Michael L. Taylor, MD, FACP
Chief Medical Office
A lot of attention has been given to hospital readmissions in recent years, and the establishment of a readmission outcome measure by the Centers for Medicare & Medicaid Services (CMS) in value based purchasing has incentivized hospitals to work diligently on the problem. The recent article in Kaiser Health News about Beth Israel Deaconess highlights the challenges and obstacles we must overcame to reduce readmissions. The reasons to address this issue go beyond the cost of it. One reason alone should be to improve the overall quality by preventing the re-exposure of a patient to the hospital environment where they can be subject to hospital-acquired infections and other safety concerns, such as falls.
For some of the top readmission diagnosis like Heart Failure and Pneumonia, the biggest obstacles to reducing readmissions have been not what goes on in the hospital, but what occurs when the patient is discharged. It really involves more about the psychosocial aspect of healthcare than the science of the disease and treating it. When the patient is discharged after a heart failure exacerbation, the medical component is typically stabilized. The failures often occur in the process, communication, and overall care coordination.
These are some of the questions that must be asked in order to reduce the risk of readmission.
- Was the follow-up outpatient procedure scheduled before discharge?

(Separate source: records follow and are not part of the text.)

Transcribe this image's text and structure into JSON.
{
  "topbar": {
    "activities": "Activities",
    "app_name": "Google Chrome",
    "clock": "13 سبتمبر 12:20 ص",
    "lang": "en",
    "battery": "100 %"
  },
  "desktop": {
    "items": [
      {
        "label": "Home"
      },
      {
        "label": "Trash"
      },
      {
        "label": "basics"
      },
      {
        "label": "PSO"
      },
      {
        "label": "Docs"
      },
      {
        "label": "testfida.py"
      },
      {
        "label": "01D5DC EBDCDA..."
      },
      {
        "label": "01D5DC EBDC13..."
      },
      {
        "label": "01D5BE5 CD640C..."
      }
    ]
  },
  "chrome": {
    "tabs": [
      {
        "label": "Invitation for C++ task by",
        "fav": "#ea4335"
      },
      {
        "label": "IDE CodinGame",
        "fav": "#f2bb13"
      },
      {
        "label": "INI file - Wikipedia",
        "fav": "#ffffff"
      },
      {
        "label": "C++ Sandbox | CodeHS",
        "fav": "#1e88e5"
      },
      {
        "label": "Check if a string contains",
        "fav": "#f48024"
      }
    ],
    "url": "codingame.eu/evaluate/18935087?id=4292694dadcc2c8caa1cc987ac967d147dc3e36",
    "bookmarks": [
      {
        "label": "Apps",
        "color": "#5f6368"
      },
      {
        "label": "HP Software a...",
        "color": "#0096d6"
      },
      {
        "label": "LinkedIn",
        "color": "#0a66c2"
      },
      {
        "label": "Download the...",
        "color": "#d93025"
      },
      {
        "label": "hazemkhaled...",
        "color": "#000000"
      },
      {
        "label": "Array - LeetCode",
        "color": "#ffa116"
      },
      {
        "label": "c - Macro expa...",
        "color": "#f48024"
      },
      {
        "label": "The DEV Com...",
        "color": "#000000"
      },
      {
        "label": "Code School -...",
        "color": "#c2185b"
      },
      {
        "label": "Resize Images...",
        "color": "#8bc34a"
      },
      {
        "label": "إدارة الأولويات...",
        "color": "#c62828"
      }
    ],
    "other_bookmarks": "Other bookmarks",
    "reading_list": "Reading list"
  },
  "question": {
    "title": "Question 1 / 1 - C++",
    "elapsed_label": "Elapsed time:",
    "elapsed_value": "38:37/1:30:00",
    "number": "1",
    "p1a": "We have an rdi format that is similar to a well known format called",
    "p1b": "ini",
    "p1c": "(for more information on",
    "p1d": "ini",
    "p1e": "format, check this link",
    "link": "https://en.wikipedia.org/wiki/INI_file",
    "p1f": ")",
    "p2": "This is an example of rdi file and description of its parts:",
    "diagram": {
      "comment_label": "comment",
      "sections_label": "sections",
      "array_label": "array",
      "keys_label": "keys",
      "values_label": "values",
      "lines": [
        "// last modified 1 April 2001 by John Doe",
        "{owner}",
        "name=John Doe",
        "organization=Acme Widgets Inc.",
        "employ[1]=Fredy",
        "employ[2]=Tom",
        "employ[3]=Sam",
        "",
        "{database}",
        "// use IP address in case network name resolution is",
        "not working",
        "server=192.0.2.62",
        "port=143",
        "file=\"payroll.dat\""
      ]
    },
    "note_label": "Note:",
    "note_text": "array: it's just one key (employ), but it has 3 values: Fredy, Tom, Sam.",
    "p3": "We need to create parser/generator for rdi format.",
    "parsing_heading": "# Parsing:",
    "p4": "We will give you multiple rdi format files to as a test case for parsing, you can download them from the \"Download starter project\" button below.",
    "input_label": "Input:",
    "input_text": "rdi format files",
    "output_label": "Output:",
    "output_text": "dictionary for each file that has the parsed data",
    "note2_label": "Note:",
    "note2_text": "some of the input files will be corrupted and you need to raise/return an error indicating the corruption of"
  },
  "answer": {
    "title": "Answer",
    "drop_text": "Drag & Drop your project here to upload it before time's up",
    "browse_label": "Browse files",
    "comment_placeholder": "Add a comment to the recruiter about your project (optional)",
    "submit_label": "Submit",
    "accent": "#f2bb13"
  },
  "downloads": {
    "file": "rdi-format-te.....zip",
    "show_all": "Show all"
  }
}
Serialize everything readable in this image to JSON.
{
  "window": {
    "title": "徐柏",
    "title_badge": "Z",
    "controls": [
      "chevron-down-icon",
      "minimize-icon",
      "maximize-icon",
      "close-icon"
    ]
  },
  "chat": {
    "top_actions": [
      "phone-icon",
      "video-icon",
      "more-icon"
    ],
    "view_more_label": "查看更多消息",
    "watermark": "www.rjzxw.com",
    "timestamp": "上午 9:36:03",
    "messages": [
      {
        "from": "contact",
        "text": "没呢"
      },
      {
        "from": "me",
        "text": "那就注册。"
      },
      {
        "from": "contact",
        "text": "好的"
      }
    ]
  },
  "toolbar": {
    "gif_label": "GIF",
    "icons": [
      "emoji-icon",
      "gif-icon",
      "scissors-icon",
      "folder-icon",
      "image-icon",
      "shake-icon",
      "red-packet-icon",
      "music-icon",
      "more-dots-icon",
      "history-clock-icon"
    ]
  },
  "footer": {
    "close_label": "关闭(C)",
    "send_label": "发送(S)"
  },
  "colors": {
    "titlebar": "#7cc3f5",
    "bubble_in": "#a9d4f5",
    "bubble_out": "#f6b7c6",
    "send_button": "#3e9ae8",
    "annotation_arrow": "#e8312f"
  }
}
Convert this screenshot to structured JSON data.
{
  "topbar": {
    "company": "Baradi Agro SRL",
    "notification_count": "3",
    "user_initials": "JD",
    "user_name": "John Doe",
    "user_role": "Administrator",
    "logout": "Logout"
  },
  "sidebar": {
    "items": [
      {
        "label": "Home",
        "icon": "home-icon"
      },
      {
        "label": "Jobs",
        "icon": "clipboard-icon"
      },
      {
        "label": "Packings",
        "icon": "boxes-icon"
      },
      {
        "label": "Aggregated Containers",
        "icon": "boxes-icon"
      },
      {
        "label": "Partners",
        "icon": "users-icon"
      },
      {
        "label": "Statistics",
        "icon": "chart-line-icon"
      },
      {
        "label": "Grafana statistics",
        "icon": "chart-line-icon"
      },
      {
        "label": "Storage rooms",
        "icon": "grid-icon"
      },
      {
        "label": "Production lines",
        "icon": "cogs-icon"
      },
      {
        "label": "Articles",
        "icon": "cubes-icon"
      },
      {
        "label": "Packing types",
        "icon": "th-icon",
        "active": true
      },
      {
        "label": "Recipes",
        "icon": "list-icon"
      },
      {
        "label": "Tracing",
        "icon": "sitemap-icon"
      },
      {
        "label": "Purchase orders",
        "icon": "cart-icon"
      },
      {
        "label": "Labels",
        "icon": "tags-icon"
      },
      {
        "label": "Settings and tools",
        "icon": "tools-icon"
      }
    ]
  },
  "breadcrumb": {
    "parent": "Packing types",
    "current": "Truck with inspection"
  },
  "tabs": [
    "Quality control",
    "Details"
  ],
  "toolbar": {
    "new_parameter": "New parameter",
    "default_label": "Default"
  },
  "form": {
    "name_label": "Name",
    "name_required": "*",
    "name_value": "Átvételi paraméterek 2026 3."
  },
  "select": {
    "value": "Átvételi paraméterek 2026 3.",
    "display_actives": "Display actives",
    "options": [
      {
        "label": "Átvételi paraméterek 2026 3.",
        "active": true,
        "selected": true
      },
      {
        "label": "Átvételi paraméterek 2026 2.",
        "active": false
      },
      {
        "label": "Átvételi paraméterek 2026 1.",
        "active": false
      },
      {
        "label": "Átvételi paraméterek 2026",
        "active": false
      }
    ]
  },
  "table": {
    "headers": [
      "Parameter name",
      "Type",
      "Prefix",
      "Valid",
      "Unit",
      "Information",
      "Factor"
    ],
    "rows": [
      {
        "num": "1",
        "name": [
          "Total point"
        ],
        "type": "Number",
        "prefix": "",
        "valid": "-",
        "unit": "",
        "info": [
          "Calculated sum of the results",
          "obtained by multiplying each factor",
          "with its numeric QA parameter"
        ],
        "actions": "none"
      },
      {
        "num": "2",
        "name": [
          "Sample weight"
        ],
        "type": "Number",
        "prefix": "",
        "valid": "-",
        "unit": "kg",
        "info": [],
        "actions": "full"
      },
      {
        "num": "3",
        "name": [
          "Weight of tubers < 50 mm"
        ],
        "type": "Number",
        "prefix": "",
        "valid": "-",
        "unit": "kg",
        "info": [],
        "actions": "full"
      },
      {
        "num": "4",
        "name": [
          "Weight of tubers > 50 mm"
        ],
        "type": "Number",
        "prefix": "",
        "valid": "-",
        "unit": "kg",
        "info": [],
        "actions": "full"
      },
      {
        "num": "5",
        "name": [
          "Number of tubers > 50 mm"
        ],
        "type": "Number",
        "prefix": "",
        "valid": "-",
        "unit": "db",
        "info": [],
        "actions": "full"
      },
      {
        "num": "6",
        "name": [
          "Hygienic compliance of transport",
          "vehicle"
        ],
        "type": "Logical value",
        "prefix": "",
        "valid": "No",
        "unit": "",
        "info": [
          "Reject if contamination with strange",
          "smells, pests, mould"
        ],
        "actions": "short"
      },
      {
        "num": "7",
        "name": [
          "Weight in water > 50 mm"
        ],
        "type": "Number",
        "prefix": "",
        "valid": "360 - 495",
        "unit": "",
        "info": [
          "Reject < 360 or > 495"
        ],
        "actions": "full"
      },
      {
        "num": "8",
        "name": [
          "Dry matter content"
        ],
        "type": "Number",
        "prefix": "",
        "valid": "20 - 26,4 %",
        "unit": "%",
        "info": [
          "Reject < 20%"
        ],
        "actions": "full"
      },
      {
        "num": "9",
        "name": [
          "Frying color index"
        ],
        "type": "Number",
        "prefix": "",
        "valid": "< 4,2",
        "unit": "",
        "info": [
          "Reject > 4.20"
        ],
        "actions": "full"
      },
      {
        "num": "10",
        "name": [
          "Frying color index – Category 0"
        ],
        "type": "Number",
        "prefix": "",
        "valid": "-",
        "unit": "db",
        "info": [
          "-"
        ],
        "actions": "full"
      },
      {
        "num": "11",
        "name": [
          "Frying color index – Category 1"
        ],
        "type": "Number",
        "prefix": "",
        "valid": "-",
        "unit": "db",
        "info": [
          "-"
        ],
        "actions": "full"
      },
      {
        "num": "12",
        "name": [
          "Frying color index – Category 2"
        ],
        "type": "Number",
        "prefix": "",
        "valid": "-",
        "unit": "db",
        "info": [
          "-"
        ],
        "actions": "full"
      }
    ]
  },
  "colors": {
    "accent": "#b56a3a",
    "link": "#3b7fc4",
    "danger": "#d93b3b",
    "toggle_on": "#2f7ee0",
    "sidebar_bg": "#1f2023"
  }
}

- Is a family member or caregiver aware of the follow-up appointment?
- Can the family member or caregiver drive the patient to the follow-up appointment?
- Did the patient receive the proper diet instructions before discharge?
- Do they have the resources at home to help comply with the dietary guidelines?
- Can the patient afford the prescribed medications, and does the patient understand the instructions for taking their medications?
- If the patient needs outpatient intravenous antibiotics, were home health services arranged?
Hospital systems and hospitals that have been successful in reducing readmissions have ensured a coordinated team of visiting nurses, social workers, pharmacist, and case workers all work together to coordinate the process, education, follow-up visits, and overall answers to questions that may come up to family and patients. The future of our healthcare system will be tied to coordinating care using an overall population health analytics system that not only tracts information across inpatient and outpatient settings, but also enables all care providers to communicate more effectively, tying in real time surveillance, monitoring, and alerts. Therefore no matter where the patient is along the continuum (inpatient, outpatient, emergency department, or home) and whoever is interacting with the patient, information is constantly brought together and communicated to improve the health of the patient and reduce risk of readmission for high risk patients and chronic disease.